ALTISSIMO, CRISTOFANO DELL', flourished at Florence about and after 1550. Family name Papi; pupil of Pontormo and of Angiolo Bronzino. Is known principally through the collection of portraits (more than 280) which he painted for Cosimo I. of Tuscany; was of ordinary ability.—Vasari, ed. Mil., vii. 608; Meyer, Künst. Lex., i. 557.


ALTMANN, ANTON, the younger, born in Vienna, June 4, 1808. Landscape painter; son of Anton, landscape painter (1777-1818); pupil of the Vienna Academy, under Mössner. His pictures are good in choice of subject, carefully executed, and show a fine feeling for nature. Works: Cloister in Bohemia (1838), View in Styria, (1840), Wood Landscape (1840), Landscape with large ferns (1846), Swamp (1846), Evening Landscape (1847), Well near Woodland, Mountain Mill (1851), Wood Landscape (1851), After the Rain (1852), Vienna Museum.—Andresen, iii. 187; Meyer, Künst. Lex., i. 558; Wurzbach, i. 19.

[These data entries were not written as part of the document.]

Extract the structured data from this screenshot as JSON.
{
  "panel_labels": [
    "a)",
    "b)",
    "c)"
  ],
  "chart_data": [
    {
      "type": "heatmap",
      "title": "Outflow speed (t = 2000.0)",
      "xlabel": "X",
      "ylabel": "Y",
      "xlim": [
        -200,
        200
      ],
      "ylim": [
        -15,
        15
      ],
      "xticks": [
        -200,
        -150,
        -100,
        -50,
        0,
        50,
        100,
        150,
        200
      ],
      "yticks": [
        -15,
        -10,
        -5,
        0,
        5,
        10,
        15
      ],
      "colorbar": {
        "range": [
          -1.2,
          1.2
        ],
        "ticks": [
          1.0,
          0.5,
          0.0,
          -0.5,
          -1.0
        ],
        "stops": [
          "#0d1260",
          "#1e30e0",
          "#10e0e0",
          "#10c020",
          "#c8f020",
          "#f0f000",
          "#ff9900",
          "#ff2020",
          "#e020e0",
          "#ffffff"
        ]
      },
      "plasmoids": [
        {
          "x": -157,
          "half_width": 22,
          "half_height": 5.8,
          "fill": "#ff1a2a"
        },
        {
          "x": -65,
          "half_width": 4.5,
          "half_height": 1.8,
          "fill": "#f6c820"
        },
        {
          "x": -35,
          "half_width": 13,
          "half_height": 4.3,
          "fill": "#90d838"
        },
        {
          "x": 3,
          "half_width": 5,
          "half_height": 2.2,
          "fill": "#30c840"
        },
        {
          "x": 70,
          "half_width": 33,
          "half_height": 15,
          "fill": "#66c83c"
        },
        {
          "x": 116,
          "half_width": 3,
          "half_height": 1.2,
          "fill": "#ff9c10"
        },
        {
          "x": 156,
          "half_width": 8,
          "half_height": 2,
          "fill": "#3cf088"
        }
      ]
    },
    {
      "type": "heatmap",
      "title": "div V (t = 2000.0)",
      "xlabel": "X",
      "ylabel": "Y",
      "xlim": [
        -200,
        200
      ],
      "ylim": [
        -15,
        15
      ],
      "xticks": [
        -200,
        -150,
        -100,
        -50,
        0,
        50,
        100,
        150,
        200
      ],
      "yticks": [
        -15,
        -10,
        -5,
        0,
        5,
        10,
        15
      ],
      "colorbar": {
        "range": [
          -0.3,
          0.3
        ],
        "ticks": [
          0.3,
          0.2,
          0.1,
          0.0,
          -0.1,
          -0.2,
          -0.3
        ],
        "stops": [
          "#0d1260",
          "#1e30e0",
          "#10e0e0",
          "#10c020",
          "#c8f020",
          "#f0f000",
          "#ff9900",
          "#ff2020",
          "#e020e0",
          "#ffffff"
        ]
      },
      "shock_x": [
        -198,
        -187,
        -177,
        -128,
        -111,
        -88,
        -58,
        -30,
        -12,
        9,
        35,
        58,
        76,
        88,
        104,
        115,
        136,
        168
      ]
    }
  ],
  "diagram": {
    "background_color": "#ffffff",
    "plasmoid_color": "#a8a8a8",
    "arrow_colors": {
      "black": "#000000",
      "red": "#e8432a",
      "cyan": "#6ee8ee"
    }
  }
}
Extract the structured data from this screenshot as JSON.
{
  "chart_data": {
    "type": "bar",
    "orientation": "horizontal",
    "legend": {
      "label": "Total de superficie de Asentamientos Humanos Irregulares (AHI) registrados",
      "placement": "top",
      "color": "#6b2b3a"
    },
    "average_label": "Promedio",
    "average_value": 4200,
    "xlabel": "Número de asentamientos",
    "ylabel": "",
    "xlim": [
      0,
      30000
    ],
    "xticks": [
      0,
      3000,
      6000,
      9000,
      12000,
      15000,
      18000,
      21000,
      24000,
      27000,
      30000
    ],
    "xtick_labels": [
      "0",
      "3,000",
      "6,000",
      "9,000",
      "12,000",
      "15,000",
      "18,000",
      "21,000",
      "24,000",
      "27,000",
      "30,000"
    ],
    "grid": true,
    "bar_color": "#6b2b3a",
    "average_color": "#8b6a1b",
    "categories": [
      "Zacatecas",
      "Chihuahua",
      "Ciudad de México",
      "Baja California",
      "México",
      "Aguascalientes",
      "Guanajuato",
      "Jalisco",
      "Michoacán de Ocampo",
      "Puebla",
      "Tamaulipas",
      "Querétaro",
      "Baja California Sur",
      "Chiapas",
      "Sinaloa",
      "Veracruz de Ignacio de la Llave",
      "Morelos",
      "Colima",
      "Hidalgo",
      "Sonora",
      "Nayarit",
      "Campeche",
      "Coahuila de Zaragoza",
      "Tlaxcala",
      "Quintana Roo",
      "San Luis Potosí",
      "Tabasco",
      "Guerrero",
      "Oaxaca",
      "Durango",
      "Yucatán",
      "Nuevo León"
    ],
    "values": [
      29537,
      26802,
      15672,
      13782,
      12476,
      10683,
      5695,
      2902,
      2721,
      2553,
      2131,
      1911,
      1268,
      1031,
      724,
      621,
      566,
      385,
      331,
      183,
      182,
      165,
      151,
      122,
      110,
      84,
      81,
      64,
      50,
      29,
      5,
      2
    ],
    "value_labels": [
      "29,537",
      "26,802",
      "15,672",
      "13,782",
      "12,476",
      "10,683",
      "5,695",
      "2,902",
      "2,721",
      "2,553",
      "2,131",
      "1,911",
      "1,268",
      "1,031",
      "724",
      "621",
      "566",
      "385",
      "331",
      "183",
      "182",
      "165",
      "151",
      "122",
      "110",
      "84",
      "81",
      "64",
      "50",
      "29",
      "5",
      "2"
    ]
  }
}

ALTOBELLO MELONE. See Melone.


ALTOMANTE, MARTIN, born in Naples, May 8, 1657, died at Stift Heiligenkreuz, Lower Austria, Sept. 14, 1745. Real name Hohenberg, of German parentage. History painter, pupil in Rome of Bacciccio, then of Carlo Maratta and of Academy; went in 1684 to Warsaw and became court-*painter to King John Sobieski, after whose death in 1698 he left Poland for Germany, and in 1703 went to Vienna, was made member of the Academy in 1707, and settled at Linz, Upper Austria, in 1720; his last years he spent as a lay brother at Stift Heiligenkreuz. Works: Raising of Siege of Vienna, Principal Assault of the Turks on the Löwel Bastion, The Polish Diet (these three probably in Warsaw Museum); St. Martin, and others, Chodkjewicz Gallery, Lemberg; Susanna at the Bath (1709), Vienna Museum; St. John's Altar and Ceiling in Sacristy, St. Stephen's, ib.; Holy Family, St. Michael, St. Peter's, ib.; Raising of Youth at Nain, St. Charles Borromeo's, ib.—Meyer, Künst. Lex., i. 562; Wurzbach, i. 19.


ALTOVITI, BINDO, portrait, Raphael, Munich Gallery; wood, H. 1 ft. 10 in. × 1 ft. 4 in. Half length of a youth about twenty years old, with long fair hair and a black cap, looking over his shoulder at the spectator; his hand on his breast. Erroneously considered by Rumohr, Bottari, and others, a portrait of Raphael himself.